FWIW, I would recommend using the gems instead of the plugins. You can put the configs in your config/environments/test.rb as such:
config.gem 'rspec', :version => ">=1.2.6" , :lib => false
config.gem 'rspec-rails', :version => '>=1.2.6', :lib => false
config.gem 'webrat', :version => '>=0.4.4', :lib => false
config.gem 'faker', :version => '>=0.3.1', :lib => 'faker'
config.gem 'notahat-machinist', :version => '>=0.3.1', :lib => 'machinist', :source =>'http://gems.github.com'
The nice thing about gems is that you can include them on a per-environment basis. Plugins load by default in all environments.
I also use webrat, faker, and machinist ... you may want to check these out.

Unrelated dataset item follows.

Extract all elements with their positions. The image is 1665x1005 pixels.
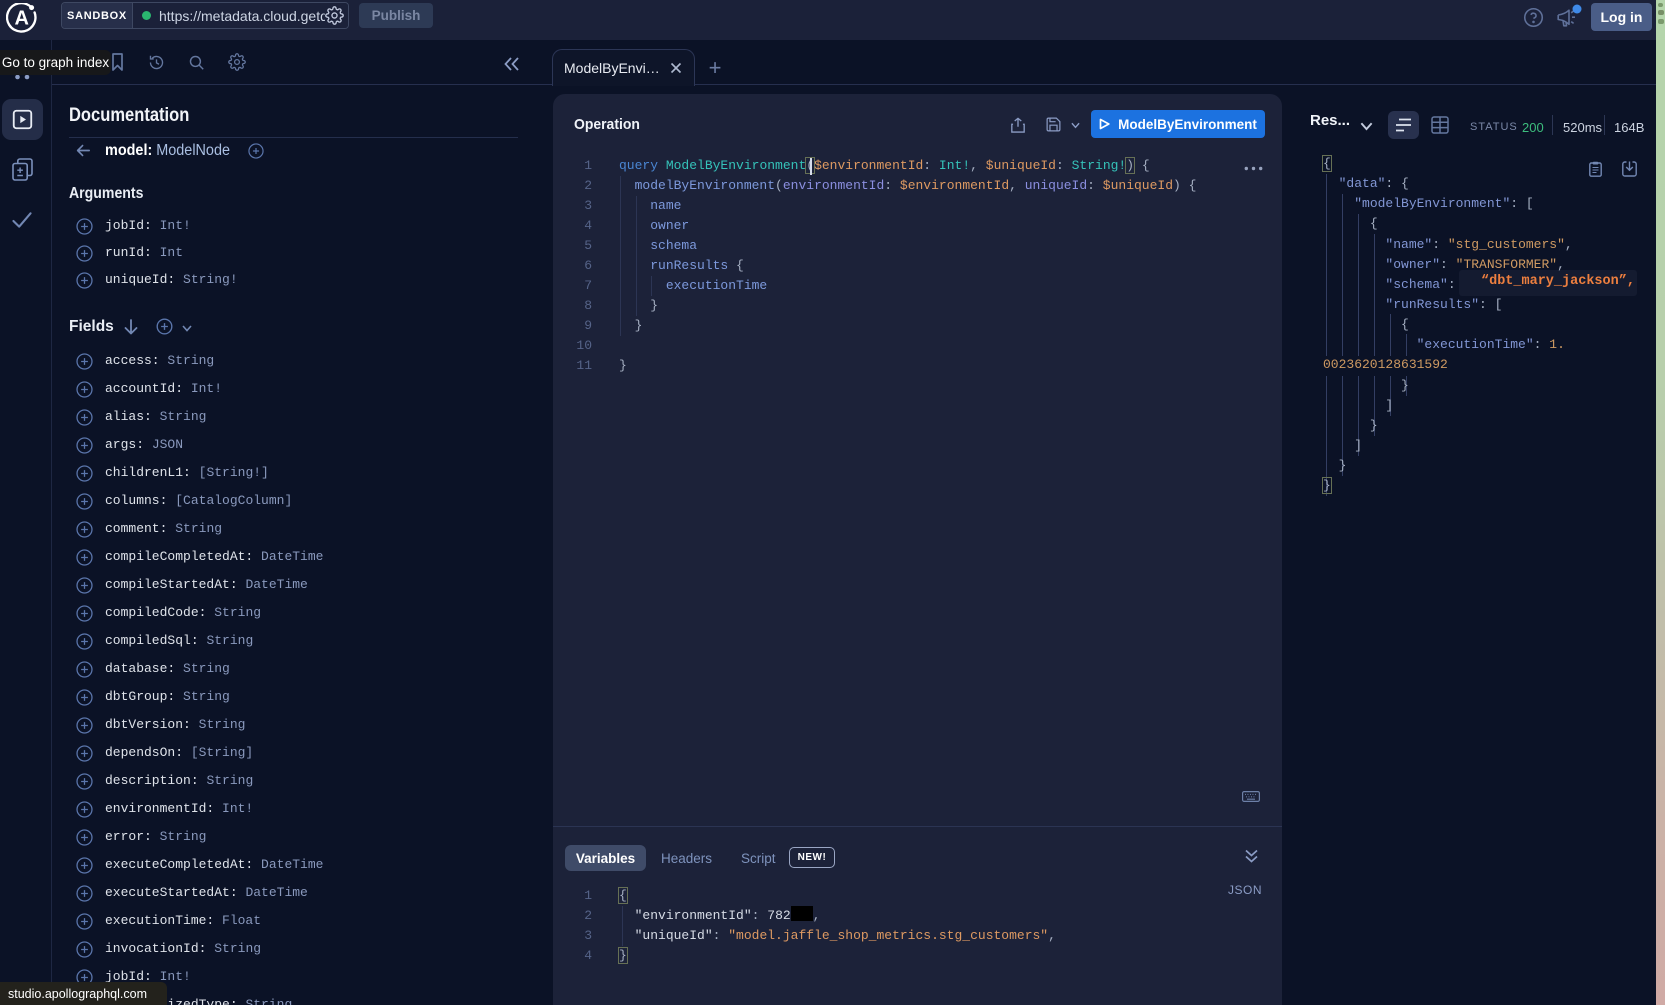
svg-text:A: A	[14, 8, 28, 30]
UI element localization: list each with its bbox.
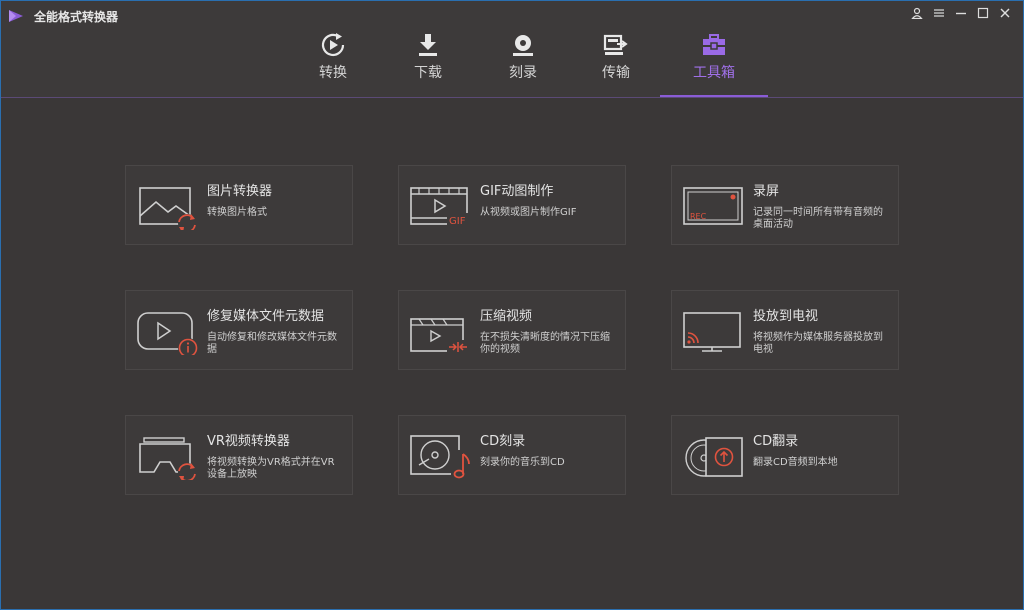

Once you've updated your config file, just:
rake gems RAILS_ENV=test
and you will see that some of the gems are not installed. To install them, either do it manually, or let Rails help out:
rake gems:install RAILS_ENV=test
Finally, when you want to generate a controller and spec, just:
ruby script/generate rspec_controller some_controller_name
and when you want a model and spec:
ruby script/generate rspec_model some_model_name
These aren't scaffolding generators; they just create the empty spec files and they don't clutter up your test directory with tests you won't use because you're writing specs instead.